The current approach uses an AAV vector, though theoretically, other delivery vehicles could be used. Importantly, this is not a simple gene replacement—it’s a combo therapy. You can’t just add a good copy of the gene; you have to silence the bad one too.
This dual-function strategy—knockdown plus replacement—is smart. The FDA often requires direct muscle injections for proof-of-concept, and here they’re targeting a highly symptomatic area: the pharyngeal muscles. If it works there, it could pave the way for systemic delivery or additional injections into other affected muscles like the levator palpebrae.
Still, we face limitations. We won’t be sampling tissue from those muscles, so no molecular biomarkers or transduction data will be collected. We’ll have to rely solely on clinical outcomes, which the FDA prioritizes—but it leaves many of us researchers with unanswered mechanistic questions.

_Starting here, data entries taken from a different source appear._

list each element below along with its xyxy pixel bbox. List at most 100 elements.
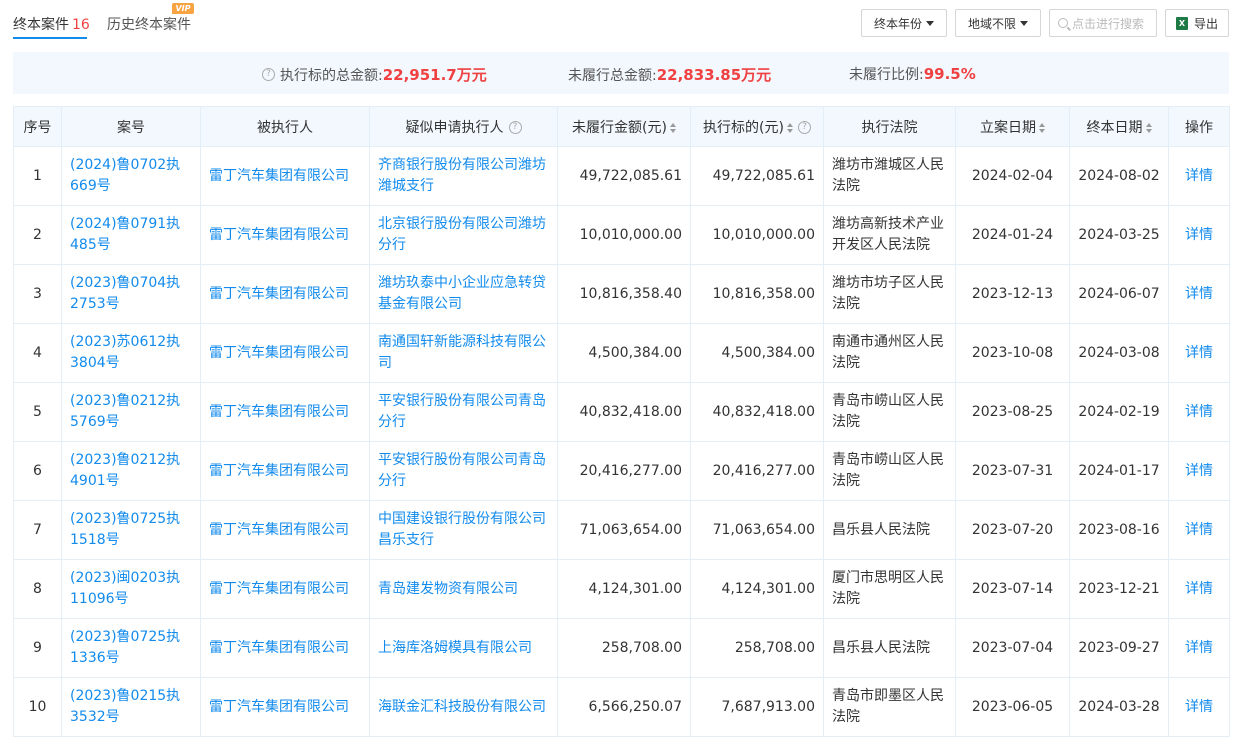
unpaid-amount: 20,416,277.00 — [557, 441, 691, 501]
table-row: 1 (2024)鲁0702执669号 雷丁汽车集团有限公司 齐商银行股份有限公司… — [13, 146, 1230, 206]
debtor-link[interactable]: 雷丁汽车集团有限公司 — [200, 618, 370, 678]
debtor-link[interactable]: 雷丁汽车集团有限公司 — [200, 205, 370, 265]
region-filter-dropdown[interactable]: 地域不限 — [955, 9, 1041, 37]
tab-final-cases-label: 终本案件 — [13, 17, 69, 33]
debtor-link[interactable]: 雷丁汽车集团有限公司 — [200, 264, 370, 324]
header-target-label: 执行标的(元) — [703, 119, 784, 136]
ended-date: 2024-03-08 — [1069, 323, 1169, 383]
table-row: 10 (2023)鲁0215执3532号 雷丁汽车集团有限公司 海联金汇科技股份… — [13, 677, 1230, 737]
table-row: 4 (2023)苏0612执3804号 雷丁汽车集团有限公司 南通国轩新能源科技… — [13, 323, 1230, 383]
debtor-link[interactable]: 雷丁汽车集团有限公司 — [200, 559, 370, 619]
summary-total: ? 执行标的总金额: 22,951.7万元 — [262, 64, 487, 85]
details-link[interactable]: 详情 — [1168, 500, 1230, 560]
search-input[interactable]: 点击进行搜索 — [1049, 9, 1157, 37]
debtor-link[interactable]: 雷丁汽车集团有限公司 — [200, 323, 370, 383]
ended-date: 2023-08-16 — [1069, 500, 1169, 560]
applicant-link[interactable]: 齐商银行股份有限公司潍坊潍城支行 — [369, 146, 558, 206]
header-action: 操作 — [1168, 106, 1230, 147]
header-unpaid[interactable]: 未履行金额(元) — [557, 106, 691, 147]
applicant-link[interactable]: 平安银行股份有限公司青岛分行 — [369, 382, 558, 442]
case-number-link[interactable]: (2023)鲁0212执4901号 — [61, 441, 201, 501]
details-link[interactable]: 详情 — [1168, 441, 1230, 501]
court-name: 南通市通州区人民法院 — [823, 323, 956, 383]
year-filter-dropdown[interactable]: 终本年份 — [861, 9, 947, 37]
summary-unpaid-value: 22,833.85万元 — [656, 66, 772, 84]
applicant-link[interactable]: 北京银行股份有限公司潍坊分行 — [369, 205, 558, 265]
ended-date: 2024-06-07 — [1069, 264, 1169, 324]
court-name: 潍坊高新技术产业开发区人民法院 — [823, 205, 956, 265]
court-name: 潍坊市坊子区人民法院 — [823, 264, 956, 324]
search-icon — [1058, 18, 1068, 28]
table-row: 5 (2023)鲁0212执5769号 雷丁汽车集团有限公司 平安银行股份有限公… — [13, 382, 1230, 442]
help-icon[interactable]: ? — [262, 68, 275, 81]
applicant-link[interactable]: 南通国轩新能源科技有限公司 — [369, 323, 558, 383]
header-unpaid-label: 未履行金额(元) — [572, 119, 667, 136]
case-number-link[interactable]: (2023)鲁0725执1518号 — [61, 500, 201, 560]
applicant-link[interactable]: 中国建设银行股份有限公司昌乐支行 — [369, 500, 558, 560]
sort-icon[interactable] — [1145, 122, 1152, 133]
help-icon[interactable]: ? — [508, 121, 522, 134]
details-link[interactable]: 详情 — [1168, 146, 1230, 206]
applicant-link[interactable]: 上海库洛姆模具有限公司 — [369, 618, 558, 678]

Durability is a major unknown. A therapy might work for 12–15 months, but what about 3–5 years? We’re optimistic based on animal data, but long-term human data is pending.
Another issue is redosing. Some animal models allow for repeat focal injections, others don’t. If this therapy gets approved, and patients lose benefit over time, can we redose them safely? That remains to be seen—and it's a critical piece of the long-term strategy.
To my knowledge, there are no other clinical-stage programs for OPMD right now. That’s why this gene-based therapeutic is so exciting—it’s finally something in humans. That said, we’ve always had decent symptomatic options: slings for ptosis, swallowing interventions, and multidisciplinary care to support function and quality of life. Even without a cure, we can make a meaningful difference for these patients.